CRONKITE v. THE STATE – A12A0671 – If There is an Error in the Source Code but No One Can See the Source Code, is it Still an Error? – Requesting the Intox. 5000 Source Code

Friday, July 20, 2012

Weston D. Cronkite appealed the trial court's denial of a motion for a certificate of materiality under The Uniform Act to Secure the Attendance of Witnesses from Without the State, OCGA §§ 24-10-90 et seq. He sought to obtain the human-readable programming instructions for the Intoxilyzer 5000 via a representative of the Kentucky manufacturer. The trial court found that the evidence was not “material” within OCGA § 24-10-94 (a) and declined the motion. The court of appeals affirmed. 

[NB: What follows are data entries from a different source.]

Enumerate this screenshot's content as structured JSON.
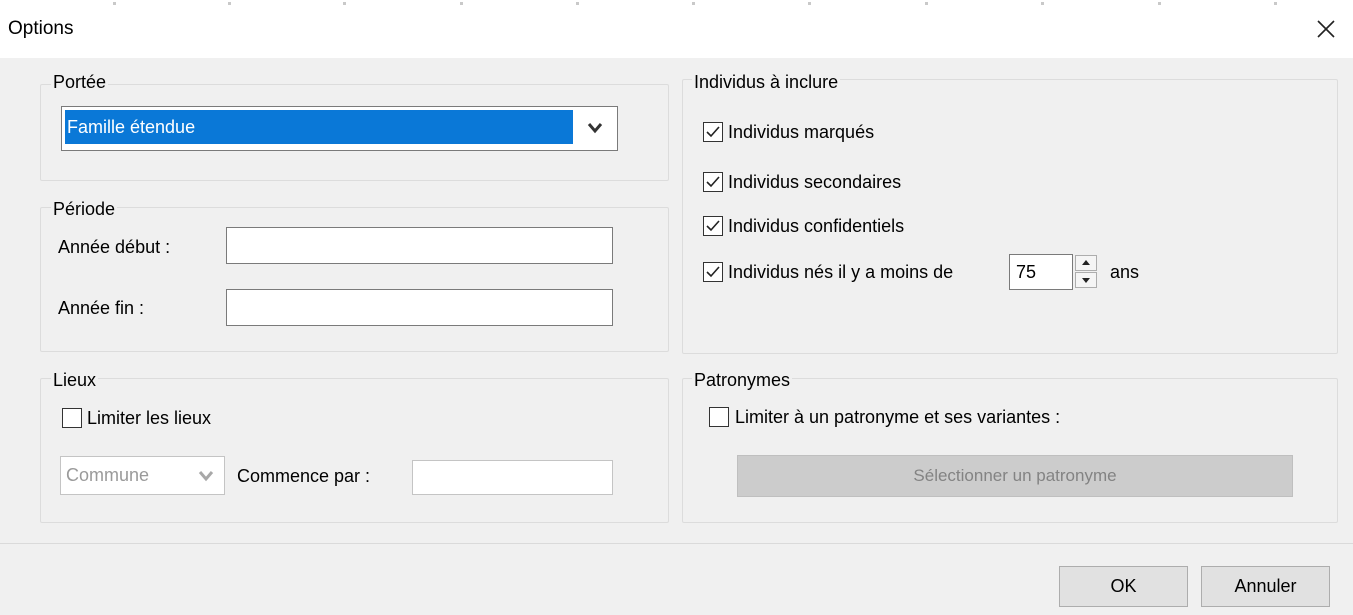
{
  "window": {
    "title": "Options",
    "close_icon": "close-icon"
  },
  "scope": {
    "legend": "Portée",
    "selected": "Famille étendue"
  },
  "period": {
    "legend": "Période",
    "start_label": "Année début :",
    "start_value": "",
    "end_label": "Année fin :",
    "end_value": ""
  },
  "places": {
    "legend": "Lieux",
    "limit_label": "Limiter les lieux",
    "limit_checked": false,
    "type_selected": "Commune",
    "starts_with_label": "Commence par :",
    "starts_with_value": ""
  },
  "individuals": {
    "legend": "Individus à inclure",
    "options": [
      {
        "label": "Individus marqués",
        "checked": true
      },
      {
        "label": "Individus secondaires",
        "checked": true
      },
      {
        "label": "Individus confidentiels",
        "checked": true
      },
      {
        "label": "Individus nés il y a moins de",
        "checked": true
      }
    ],
    "years_value": "75",
    "years_unit": "ans"
  },
  "surnames": {
    "legend": "Patronymes",
    "limit_label": "Limiter à un patronyme et ses variantes :",
    "limit_checked": false,
    "select_button": "Sélectionner un patronyme"
  },
  "footer": {
    "ok": "OK",
    "cancel": "Annuler"
  },
  "colors": {
    "selection": "#0a78d7",
    "background": "#f0f0f0",
    "titlebar": "#ffffff"
  }
}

After Cronkite was arrested for suspected DUI he submitted to a breath test on the Intoxilyzer 5000 which gave readings of .187 and .201. It should be noted that Cronkite has a surgical implant in his upper jaw and a retainer on his lower teeth. Prior to trial Cronkite filed a motion pursuant to OCGA §§ 24-10-90 et seq., requesting an order finding that the Intox. 5000. source code is “material, relevant an necessary to preparing the defense in this criminal prosecution.” At the motion hearing Cronkite produced an expert witness, Mathew Malhiot, who testified that the Intox. 5000 software is designed to generate error messages in “numerous” circumstances that might produce improper readings, including excessive mouth alcohol, but that without the knowledge of parameters established in the source code there was no way to know the threshold for which a misreading would be reported. Malhiot could not testify that the presence of implants or partial dentures trapped excess alcohol, but he did say that “it can cause it.” Also, he testified that in the absence of the Intox. 5000 source code he could not determine if any errors were present. 
In upholding the Gwinnett County Trial Court's denial of the certificate, the Georgia Court of Appeals hinged its interpretation of Davenport v State (2011) through the lens of Layfield v. Dept. of Transp. (2006).  In Davenport the Georgia Supreme Court defined “material witness” as “a witness who can testify about matters having some logical connection with the consequential facts” of the case. Regarding expert witnesses' testimony in motions to obtain a “material” witness “when the basis of the [expert witness'] opinion is given and it appears that it is wholly speculative or conjectural, it must allow that his opinion is without foundation and has no probative value […] and will not support a verdict” Layfield. The court of appeals asserts that since the expert witness was required to “testify to some fact indicating the possibility of an error in this case,” that the trial court did not err in denying the motion. Furthermore, “the question presented here is not whether the source code itself […] 'has some logical connected' with the consequential facts of this case,[…]. Rather, the question is whether the trial court could have concluded, in the exercise of its discretion, that the testimony presented at the hearing failed to provide any evidence of an error in the source code that was material to this case.”  We have a conundrum. The opinion holds that because according to the Expert,Malhiot, there's a possibility that Cronkite's dental implants could have housed excessive alcohol in his mouth causing the Intox. 5000 to give a false reading is only “material” if there's evidence of error in the source code, which is the same source code Cronkite is seeking to obtain by the motion for a certificate of materiality. In other words, to subpoena a witness to testify about the Intoxilyzer 5000 source code, you must be able to testify about errors in the source code that is unavailable to you through discovery, open record request or subpoena.  Now that's a conundrum.